Essentially, when an instruction finishes executing, there are a few functions that get called. You can see this in the InOrderIssueStage::updateIssuedInst() function (look at the second half of the function after the if (!IS.isExecuted()) block) :
void InOrderIssueStage::updateIssuedInst() { // Update other instructions. Executed instructions will be retired during the // next cycle. unsigned NumExecuted = 0; for (auto I = IssuedInst.begin(), E = IssuedInst.end(); I != (E - NumExecuted);) { InstRef &IR = *I; Instruction &IS = *IR.getInstruction(); IS.cycleEvent(); if (!IS.isExecuted()) { LLVM_DEBUG(dbgs() << "[N] Instruction #" << IR << " is still executing\n"); ++I; continue; } PRF.onInstructionExecuted(&IS); LSU.onInstructionExecuted(IR); notifyInstructionExecuted(IR); ++NumExecuted; retireInstruction(*I); std::iter_swap(I, E - NumExecuted); } if (NumExecuted) IssuedInst.resize(IssuedInst.size() - NumExecuted); }
Since this function gets called at the beginning of a cycle for each instruction that is still executing from previous cycles, it wasn't properly handling 0 latency instructions that should start and finish within the same cycle.

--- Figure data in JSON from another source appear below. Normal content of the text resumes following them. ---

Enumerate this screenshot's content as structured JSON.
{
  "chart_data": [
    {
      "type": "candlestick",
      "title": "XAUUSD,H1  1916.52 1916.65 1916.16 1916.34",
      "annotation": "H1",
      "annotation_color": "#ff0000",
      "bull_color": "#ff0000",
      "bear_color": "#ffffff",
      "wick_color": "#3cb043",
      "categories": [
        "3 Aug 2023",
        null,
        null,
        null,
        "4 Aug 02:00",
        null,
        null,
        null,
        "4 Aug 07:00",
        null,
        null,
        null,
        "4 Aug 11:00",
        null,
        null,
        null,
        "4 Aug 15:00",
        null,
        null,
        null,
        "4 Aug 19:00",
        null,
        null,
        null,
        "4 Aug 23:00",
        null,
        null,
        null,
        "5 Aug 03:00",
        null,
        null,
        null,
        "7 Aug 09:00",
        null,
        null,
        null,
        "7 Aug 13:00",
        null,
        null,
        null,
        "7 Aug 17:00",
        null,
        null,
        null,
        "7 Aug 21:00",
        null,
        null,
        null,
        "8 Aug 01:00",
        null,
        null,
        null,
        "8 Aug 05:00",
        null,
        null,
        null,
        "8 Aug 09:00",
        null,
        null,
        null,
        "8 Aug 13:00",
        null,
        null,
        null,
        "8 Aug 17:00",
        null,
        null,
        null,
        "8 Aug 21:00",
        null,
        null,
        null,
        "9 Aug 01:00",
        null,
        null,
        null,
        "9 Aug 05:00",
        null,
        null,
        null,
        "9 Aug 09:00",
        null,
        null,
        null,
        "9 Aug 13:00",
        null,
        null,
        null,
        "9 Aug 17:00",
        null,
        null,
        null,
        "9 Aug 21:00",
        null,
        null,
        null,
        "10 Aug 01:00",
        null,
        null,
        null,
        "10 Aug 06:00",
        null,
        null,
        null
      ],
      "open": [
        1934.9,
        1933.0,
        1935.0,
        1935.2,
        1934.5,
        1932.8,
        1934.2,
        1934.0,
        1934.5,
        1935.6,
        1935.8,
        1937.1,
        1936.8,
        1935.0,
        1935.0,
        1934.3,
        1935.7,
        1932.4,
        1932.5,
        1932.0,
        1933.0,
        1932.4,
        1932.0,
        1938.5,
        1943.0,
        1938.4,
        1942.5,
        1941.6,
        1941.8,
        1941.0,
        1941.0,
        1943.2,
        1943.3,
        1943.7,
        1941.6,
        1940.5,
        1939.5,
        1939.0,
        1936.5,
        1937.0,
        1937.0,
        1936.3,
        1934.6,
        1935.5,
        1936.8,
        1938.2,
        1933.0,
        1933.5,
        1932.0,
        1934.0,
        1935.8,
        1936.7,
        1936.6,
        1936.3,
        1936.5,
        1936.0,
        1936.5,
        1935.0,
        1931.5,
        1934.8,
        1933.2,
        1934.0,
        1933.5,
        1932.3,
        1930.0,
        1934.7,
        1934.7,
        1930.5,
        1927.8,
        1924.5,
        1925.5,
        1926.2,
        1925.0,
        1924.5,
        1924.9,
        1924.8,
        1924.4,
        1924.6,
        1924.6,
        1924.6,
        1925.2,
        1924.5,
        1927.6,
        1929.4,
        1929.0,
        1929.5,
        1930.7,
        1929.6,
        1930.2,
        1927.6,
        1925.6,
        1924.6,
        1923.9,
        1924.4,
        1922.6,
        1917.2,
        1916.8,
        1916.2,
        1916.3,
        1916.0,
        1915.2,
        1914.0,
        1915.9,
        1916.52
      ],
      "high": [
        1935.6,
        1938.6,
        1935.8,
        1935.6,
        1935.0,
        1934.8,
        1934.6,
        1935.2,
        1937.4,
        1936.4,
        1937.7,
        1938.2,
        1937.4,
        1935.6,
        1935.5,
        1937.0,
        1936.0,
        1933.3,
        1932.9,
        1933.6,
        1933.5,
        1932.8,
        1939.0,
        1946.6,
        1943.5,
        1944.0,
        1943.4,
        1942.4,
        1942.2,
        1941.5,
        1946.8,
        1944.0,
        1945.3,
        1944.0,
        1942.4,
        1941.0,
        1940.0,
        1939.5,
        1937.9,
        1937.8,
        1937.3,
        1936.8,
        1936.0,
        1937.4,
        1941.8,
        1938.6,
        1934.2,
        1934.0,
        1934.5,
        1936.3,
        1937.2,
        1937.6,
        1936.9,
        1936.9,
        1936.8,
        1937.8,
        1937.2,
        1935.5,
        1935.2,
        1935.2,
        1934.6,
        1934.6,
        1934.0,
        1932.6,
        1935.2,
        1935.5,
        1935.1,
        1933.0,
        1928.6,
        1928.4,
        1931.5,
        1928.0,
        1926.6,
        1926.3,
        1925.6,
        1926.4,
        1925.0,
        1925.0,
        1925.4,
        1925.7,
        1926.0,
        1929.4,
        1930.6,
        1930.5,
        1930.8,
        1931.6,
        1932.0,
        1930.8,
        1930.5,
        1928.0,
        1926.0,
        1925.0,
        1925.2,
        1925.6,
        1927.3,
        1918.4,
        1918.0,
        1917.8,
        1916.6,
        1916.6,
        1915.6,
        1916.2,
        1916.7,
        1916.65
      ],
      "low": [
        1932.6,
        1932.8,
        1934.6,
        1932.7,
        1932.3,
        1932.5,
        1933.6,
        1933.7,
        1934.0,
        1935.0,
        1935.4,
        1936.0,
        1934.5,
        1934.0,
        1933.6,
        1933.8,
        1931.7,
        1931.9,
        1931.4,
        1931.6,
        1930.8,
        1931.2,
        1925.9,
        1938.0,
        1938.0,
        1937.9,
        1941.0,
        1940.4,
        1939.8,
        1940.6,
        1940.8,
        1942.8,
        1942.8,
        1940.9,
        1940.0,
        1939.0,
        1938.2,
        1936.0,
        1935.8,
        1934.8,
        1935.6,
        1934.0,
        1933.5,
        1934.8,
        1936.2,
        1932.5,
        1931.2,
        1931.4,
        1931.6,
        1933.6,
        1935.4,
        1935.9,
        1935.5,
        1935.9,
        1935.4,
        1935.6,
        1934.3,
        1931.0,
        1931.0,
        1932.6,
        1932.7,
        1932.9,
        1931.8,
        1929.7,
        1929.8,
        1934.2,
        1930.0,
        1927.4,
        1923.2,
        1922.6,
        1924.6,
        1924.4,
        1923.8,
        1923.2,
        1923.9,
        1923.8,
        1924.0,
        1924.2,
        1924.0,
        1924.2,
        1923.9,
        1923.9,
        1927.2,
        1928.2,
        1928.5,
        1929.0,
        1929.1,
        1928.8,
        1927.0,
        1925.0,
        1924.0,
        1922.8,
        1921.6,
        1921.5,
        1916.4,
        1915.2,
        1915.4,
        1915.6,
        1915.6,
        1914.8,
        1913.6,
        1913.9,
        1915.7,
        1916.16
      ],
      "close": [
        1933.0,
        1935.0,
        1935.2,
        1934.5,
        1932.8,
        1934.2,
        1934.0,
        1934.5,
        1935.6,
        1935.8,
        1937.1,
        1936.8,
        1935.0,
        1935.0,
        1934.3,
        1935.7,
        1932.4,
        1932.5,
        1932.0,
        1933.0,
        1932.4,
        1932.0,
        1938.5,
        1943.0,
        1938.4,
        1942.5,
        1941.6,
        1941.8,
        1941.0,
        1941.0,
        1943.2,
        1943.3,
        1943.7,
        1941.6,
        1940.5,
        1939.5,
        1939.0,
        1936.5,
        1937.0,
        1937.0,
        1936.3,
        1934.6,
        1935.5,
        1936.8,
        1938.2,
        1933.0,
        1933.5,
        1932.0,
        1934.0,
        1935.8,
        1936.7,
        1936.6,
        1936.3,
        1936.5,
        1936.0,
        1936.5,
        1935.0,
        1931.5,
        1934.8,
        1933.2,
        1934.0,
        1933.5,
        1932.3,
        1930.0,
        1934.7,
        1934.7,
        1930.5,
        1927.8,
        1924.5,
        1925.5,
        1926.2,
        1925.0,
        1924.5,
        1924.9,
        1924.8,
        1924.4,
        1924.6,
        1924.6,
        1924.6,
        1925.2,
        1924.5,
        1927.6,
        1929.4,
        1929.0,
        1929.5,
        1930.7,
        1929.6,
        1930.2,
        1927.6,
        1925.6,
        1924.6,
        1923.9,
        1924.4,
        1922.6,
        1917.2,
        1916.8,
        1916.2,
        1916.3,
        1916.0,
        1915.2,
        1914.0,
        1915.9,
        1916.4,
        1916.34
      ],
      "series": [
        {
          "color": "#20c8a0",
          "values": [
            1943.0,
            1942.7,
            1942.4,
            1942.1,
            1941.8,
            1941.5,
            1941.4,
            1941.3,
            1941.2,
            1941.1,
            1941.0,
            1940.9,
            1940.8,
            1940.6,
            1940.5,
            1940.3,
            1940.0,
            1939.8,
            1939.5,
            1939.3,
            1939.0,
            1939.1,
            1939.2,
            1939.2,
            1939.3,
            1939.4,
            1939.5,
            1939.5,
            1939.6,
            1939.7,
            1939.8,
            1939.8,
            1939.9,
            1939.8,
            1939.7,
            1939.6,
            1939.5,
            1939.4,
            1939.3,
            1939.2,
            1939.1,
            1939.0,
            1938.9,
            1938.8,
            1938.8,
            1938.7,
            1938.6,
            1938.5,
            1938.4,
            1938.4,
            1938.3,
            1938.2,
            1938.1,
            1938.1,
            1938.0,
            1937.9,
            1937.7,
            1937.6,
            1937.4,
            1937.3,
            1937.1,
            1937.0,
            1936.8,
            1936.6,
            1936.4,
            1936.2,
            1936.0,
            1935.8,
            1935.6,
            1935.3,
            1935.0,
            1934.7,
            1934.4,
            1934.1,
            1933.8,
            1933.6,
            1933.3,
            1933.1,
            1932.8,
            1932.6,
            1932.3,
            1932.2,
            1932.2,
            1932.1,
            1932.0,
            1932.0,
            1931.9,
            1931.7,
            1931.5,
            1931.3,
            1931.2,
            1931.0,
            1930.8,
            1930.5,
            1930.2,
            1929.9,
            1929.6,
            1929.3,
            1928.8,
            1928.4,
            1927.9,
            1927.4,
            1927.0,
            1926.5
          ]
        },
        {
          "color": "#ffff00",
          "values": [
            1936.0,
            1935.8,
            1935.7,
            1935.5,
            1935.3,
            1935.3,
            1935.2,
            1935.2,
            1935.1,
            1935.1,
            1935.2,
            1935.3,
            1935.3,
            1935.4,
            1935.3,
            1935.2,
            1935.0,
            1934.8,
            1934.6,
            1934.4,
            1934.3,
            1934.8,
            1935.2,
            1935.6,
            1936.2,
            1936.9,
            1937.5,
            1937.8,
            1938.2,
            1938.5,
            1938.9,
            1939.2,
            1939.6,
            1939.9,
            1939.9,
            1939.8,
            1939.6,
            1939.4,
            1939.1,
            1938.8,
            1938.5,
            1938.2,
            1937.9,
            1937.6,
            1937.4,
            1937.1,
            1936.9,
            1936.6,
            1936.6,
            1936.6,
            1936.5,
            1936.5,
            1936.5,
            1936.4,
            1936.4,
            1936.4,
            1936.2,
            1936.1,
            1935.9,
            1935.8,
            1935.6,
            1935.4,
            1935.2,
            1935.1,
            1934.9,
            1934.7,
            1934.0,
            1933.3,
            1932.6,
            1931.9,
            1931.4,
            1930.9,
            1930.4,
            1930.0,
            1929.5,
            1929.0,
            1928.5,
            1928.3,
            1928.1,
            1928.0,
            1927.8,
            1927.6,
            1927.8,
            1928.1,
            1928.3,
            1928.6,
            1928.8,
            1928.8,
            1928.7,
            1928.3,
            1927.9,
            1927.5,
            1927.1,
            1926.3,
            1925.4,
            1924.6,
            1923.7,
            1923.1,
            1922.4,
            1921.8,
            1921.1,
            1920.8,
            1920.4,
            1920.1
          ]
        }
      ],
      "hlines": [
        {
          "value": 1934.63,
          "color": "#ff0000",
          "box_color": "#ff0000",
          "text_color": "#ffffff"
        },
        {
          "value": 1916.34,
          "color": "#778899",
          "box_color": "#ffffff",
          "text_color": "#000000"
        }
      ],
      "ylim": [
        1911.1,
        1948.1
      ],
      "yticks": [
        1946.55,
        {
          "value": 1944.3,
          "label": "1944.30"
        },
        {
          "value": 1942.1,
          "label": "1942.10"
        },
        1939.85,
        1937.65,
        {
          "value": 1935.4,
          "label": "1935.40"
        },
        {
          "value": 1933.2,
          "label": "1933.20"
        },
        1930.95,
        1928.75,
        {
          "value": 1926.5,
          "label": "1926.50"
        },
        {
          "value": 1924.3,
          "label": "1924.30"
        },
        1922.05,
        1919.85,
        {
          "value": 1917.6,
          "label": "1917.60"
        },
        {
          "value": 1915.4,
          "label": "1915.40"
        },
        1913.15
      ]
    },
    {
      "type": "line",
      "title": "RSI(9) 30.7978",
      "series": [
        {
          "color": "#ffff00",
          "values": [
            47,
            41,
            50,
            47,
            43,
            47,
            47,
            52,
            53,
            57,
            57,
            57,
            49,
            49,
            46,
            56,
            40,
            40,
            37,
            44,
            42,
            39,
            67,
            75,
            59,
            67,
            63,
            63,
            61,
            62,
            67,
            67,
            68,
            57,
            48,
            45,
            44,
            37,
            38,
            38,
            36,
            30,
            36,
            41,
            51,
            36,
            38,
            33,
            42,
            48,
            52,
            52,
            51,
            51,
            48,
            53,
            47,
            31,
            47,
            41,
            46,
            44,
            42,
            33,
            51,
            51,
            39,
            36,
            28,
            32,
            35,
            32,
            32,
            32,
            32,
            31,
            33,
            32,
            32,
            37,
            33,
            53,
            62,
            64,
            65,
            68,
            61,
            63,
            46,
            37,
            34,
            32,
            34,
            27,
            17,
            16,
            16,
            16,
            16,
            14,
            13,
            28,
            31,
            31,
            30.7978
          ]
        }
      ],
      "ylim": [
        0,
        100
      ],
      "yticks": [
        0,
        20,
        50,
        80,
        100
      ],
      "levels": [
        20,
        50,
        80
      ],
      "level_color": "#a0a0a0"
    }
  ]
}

To fix this issue, I added the following block to the InOrderIssueStage::tryIssue() function:
// If the instruction has a latency of 0, we need to handle // the execution and retirement now. if (IS.isExecuted()) { PRF.onInstructionExecuted(&IS); notifyEvent<HWInstructionEvent>( HWInstructionEvent(HWInstructionEvent::Executed, IR)); LLVM_DEBUG(dbgs() << "[E] Instruction #" << IR << " is executed\n"); retireInstruction(IR); return llvm::ErrorSuccess(); }
When the LSUnit was added to the in-order pipeline a few weeks ago, the LSU.onInstructionExecuted(IR); line was added to the InOrderIssueStage::updateIssuedInst() function. However, it was not added to the 0 latency block above.
This caused mca to run forever for one of my assembly files.
The fix is really simple and it's just adding that line to the 0 latency block. However, it might be a good idea to turn this duplicated code into a function so that this is less likely to occur in the future.